I purely love movies which sharply polarize the viewers! These are the films which consistently make worthwhile viewing -- regardless of how we feel about the film, there are enough people with opposing viewpoints that we can consider for a fresh insight on things...

"Teknolust" is this process, in small. To some, it seems dull, to others, thoughtful. Some find it obvious and crudely drawn, others see it as a symbolic metaphor. Some belabor the obvious scientific inconsistencies, while others focus on the human side of things.

This movie is something of a landmark, being the first(?) feature-length production to be shot entirely in digital 24P. The sharp visuals are the result of this. (No technical stuff, but 24P is a step toward making digital video more "film-like". It is interesting to note that the director still chose to keep, and exaggerate, the "digital feel" for the production.) Tilda Swinton is definitely a draw -- one of my favorite actresses, utterly fearless, and it is delightful to see her with so much to work with. LOVED her interpretive dance -- sheer fun! Upon considering the reviews which felt the acting to be hopelessly wooden, I can see where they are coming from. But it may well be that this was a deliberate approach by the director -- doesn't Rosetta tell Ruby to be "more robotic" on her web portal, as she is starting to appear "too real"? The more I think about it, the more it seems to me that the slightly detached acting was yet another mechanism to make us question what is real and what is only presented to us.

The movie features many wry little jokes -- I love that Rosetta's geneticist associate is named "Crick" (Crick & Watson & Wilkins were awarded the Nobel Prize in 1962 for discovering DNA) -- and I suspect that further viewings will reveal more.
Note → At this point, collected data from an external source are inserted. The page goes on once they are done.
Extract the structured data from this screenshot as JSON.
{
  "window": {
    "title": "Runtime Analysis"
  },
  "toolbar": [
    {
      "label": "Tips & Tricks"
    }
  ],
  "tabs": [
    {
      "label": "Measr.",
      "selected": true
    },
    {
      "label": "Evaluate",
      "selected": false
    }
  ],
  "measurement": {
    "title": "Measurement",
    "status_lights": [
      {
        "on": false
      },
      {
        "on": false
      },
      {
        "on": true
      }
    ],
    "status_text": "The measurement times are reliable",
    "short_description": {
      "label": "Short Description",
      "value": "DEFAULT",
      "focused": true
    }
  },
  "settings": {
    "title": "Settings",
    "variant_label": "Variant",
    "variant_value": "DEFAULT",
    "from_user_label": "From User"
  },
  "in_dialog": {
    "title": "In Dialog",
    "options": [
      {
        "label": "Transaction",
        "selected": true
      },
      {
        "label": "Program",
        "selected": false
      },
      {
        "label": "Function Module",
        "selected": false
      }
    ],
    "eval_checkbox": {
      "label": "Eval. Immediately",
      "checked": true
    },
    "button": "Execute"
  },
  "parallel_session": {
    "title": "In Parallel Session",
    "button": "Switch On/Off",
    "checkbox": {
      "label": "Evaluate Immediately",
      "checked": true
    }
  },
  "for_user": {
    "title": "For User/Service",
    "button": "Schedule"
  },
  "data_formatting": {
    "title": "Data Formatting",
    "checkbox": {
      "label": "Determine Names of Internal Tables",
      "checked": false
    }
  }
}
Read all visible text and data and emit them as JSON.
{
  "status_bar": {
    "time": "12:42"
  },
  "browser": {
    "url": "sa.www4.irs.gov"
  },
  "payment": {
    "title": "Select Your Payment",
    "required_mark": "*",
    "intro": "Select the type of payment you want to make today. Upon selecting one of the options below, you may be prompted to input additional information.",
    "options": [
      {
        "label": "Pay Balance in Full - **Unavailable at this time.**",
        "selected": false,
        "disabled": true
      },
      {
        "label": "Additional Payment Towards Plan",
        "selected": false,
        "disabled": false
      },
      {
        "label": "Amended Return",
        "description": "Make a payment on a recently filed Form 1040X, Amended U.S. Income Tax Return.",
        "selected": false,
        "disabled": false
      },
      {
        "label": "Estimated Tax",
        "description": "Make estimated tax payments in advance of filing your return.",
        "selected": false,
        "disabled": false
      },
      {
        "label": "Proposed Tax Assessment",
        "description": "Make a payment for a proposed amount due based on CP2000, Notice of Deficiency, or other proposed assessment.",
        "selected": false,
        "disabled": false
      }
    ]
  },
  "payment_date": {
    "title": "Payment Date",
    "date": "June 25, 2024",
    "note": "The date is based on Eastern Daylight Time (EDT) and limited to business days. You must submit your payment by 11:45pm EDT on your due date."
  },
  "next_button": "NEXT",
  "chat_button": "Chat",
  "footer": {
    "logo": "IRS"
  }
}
Lots of little questions, too -- like why does Agent Hopper have little adhesive bandages on his face, in different places during the movie? Does he have a disease? There are also some interesting questions raised about our reality in a digital world. How many copies are we removed from the original? At what point does copy degradation set in? (The copy center employee who is fascinated by skewed, imperfect copies is a brilliant concept for a character.) For many people, daily and digital lives are overlapping. What would it be like if they blended, with just as much casual copying and exchanging of information? (A virus is essentially an information packet.) Is "real" reality ultimately more desirable than digital "reality"?

I look forward to watching Teknolust again. With an open mind. And a touch of dream. And some friends, to discuss it with afterward.